'The Hunger Games' Picks Up Positive Reviews
The new film, "The Hunger Games," hit theaters Friday and , overall, critics having been giving the film positive reviews.
Moria MacDonald of The Seattle Times said that the visuals in "The Hunger Games" were striking and credited the film for managing to carefully walk "a difficult line" by telling the story of violence without glorifying it.
"'The Hunger Games' works almost better as a movie than a book," MacDonald added.
"It features a functioning creative imagination and lots of honest-to-goodness acting by its star, Jennifer Lawrence, who brings her usual toughness and emotional transparency to the archer-heroine Katniss," movie critic Amy Biancolli of The San Francisco Chronicle wrote of the film.
"Viewers who like a side order of political allegory with their science fiction will find much to savor here," Colin Covert of the Minneapolis Star Tribune wrote.
Many fans have also given "The Hunger Games" good reviews via social networking site Twitter.
"I just can't pick one favorite scene. I thought the whole movie was great," Twitter user @BalancingAct_ tweeted.

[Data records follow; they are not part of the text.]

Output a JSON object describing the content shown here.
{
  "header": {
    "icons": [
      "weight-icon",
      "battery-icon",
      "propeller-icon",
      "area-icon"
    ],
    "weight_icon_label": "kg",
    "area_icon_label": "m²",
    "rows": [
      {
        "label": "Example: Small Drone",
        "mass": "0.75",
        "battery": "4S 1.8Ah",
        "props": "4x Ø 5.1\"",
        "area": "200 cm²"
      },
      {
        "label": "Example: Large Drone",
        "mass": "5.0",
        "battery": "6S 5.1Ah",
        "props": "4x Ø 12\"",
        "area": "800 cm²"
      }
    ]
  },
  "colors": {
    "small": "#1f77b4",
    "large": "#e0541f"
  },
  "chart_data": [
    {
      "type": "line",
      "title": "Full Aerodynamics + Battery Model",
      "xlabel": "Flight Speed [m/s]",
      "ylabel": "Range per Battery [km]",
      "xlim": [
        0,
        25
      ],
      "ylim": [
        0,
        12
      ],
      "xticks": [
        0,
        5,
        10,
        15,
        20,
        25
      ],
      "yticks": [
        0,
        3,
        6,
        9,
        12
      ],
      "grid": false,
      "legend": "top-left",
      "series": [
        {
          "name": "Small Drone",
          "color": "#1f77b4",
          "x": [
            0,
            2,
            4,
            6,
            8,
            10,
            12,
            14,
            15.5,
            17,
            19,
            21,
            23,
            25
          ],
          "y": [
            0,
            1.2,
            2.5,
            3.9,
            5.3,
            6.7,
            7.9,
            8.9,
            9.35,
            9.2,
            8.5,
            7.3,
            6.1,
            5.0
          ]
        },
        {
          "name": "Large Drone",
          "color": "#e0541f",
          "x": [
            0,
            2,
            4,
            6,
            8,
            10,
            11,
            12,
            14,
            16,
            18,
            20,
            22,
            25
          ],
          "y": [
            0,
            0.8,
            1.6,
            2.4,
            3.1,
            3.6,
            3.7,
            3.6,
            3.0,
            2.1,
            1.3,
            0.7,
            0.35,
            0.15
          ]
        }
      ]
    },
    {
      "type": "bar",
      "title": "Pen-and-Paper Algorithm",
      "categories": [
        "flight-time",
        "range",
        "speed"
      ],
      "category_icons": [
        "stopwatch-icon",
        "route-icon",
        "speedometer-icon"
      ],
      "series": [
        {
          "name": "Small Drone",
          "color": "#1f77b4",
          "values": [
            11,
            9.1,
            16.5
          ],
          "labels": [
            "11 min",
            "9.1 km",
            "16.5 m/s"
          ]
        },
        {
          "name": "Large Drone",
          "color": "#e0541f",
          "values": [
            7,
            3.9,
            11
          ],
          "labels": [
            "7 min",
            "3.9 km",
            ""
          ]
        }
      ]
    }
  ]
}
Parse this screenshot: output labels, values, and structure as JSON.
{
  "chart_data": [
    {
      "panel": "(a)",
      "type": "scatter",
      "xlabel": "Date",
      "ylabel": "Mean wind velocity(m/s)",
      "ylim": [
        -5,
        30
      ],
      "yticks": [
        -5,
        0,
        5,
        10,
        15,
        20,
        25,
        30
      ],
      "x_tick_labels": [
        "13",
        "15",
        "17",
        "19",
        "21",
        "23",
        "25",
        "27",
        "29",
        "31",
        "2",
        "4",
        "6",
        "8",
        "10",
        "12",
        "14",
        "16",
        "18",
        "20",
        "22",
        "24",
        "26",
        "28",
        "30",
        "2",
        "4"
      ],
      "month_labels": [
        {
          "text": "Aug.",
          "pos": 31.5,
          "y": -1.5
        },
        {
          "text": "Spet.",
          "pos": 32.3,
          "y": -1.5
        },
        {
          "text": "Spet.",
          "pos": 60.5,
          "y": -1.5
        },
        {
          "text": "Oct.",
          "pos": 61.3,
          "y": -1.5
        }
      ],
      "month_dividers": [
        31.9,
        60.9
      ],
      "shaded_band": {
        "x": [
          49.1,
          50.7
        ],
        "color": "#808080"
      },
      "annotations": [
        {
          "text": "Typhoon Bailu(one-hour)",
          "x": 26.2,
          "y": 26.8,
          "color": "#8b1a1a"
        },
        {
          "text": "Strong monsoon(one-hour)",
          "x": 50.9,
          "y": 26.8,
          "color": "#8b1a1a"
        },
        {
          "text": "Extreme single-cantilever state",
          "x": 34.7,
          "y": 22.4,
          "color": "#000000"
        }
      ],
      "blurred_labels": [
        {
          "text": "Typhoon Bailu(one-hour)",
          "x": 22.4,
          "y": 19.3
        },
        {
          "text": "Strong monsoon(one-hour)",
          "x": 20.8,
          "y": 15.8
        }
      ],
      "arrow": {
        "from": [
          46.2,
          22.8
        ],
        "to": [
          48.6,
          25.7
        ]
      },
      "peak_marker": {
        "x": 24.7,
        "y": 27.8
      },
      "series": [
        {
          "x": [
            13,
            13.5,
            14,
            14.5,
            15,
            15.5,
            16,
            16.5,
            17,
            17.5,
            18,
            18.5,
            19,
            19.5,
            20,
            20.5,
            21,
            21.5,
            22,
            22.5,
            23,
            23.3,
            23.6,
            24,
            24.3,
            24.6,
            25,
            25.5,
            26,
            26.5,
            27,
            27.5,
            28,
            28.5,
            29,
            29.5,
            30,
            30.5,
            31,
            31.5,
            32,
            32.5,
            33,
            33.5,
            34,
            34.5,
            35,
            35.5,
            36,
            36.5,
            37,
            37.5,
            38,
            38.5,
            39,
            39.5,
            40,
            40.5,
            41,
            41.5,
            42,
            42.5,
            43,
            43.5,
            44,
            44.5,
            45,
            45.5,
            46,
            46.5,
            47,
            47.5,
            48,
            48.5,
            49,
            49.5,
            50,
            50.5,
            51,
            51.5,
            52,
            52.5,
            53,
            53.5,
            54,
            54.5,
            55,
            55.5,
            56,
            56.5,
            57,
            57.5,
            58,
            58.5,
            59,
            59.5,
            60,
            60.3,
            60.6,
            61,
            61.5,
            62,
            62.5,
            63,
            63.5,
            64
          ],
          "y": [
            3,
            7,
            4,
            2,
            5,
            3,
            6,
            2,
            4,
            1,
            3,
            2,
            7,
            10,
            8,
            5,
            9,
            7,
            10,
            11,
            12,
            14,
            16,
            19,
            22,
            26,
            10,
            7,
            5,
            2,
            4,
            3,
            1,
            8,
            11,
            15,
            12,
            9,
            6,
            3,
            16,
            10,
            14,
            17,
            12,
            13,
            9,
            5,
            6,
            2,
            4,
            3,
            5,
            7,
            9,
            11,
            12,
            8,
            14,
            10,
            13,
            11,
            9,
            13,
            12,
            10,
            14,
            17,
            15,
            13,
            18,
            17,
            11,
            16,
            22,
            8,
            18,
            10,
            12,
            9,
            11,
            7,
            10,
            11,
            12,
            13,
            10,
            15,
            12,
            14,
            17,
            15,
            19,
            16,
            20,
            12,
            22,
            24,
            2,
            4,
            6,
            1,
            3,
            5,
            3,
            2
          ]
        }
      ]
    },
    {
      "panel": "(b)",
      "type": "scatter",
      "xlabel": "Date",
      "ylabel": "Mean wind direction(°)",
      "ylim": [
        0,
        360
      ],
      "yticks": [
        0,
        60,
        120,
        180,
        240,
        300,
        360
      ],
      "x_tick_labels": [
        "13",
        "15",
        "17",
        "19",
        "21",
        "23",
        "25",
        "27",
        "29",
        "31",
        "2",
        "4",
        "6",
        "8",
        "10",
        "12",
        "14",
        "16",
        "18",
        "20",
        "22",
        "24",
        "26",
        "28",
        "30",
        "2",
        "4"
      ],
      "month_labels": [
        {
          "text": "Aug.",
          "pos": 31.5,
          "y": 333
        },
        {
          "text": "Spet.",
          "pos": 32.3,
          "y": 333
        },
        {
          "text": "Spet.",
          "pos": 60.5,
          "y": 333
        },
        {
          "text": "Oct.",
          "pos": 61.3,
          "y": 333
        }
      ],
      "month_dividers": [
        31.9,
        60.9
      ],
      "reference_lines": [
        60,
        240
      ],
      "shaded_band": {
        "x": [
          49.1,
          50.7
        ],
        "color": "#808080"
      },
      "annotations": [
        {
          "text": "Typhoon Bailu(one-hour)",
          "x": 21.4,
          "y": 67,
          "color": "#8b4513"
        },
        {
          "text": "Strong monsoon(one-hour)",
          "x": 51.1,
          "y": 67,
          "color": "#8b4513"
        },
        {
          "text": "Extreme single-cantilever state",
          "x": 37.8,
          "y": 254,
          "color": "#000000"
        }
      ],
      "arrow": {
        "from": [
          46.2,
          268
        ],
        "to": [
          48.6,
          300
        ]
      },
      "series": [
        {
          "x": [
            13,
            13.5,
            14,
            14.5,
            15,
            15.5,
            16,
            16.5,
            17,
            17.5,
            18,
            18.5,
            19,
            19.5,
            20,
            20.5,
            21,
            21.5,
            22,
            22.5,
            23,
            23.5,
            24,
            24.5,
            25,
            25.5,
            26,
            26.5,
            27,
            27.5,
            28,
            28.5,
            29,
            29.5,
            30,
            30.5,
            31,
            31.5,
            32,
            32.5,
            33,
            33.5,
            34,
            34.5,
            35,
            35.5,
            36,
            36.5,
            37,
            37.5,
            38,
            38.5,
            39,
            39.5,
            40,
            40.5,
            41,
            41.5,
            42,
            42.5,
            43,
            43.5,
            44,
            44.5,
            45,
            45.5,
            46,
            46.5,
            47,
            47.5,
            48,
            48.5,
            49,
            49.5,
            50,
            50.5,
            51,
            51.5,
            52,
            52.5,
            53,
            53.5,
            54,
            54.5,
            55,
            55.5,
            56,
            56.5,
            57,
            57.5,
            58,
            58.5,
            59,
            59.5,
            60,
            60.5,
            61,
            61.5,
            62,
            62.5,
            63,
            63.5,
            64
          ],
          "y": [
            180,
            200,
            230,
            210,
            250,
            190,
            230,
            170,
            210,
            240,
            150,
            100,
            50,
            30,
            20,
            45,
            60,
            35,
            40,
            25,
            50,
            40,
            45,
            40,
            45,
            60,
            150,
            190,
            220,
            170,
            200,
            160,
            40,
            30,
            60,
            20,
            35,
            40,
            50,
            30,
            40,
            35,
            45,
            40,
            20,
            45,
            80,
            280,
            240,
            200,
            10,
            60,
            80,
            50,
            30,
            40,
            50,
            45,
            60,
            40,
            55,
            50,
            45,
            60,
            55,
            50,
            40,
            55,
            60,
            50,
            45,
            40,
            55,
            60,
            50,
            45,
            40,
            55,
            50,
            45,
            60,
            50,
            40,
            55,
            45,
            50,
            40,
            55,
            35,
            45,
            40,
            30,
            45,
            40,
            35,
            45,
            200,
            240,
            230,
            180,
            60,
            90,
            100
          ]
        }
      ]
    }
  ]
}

"Couldn't have been better.! It was amazing! I really felt it and I was so happy w/ how it was adapted," @stinemarielucas wrote.
The movie is based on the best-selling trilogy The Hunger Games, by author Suzanne Collins.
The book is set in a future North America in a place called Panem, which is ruled by a totalitarian regime. Many critics view the books as a social commentary on the atrocities of war, but also on American infatuation with reality television and conflict in general.
The young adult science-fiction novel was first published in 2006. It has sold over 800,000 copies and landed on The New York Times Best Sellers List 100 times.
Just last week, ABC Family scooped up the television rights to the film, but the network will have to wait 30 months after the film's release to air it.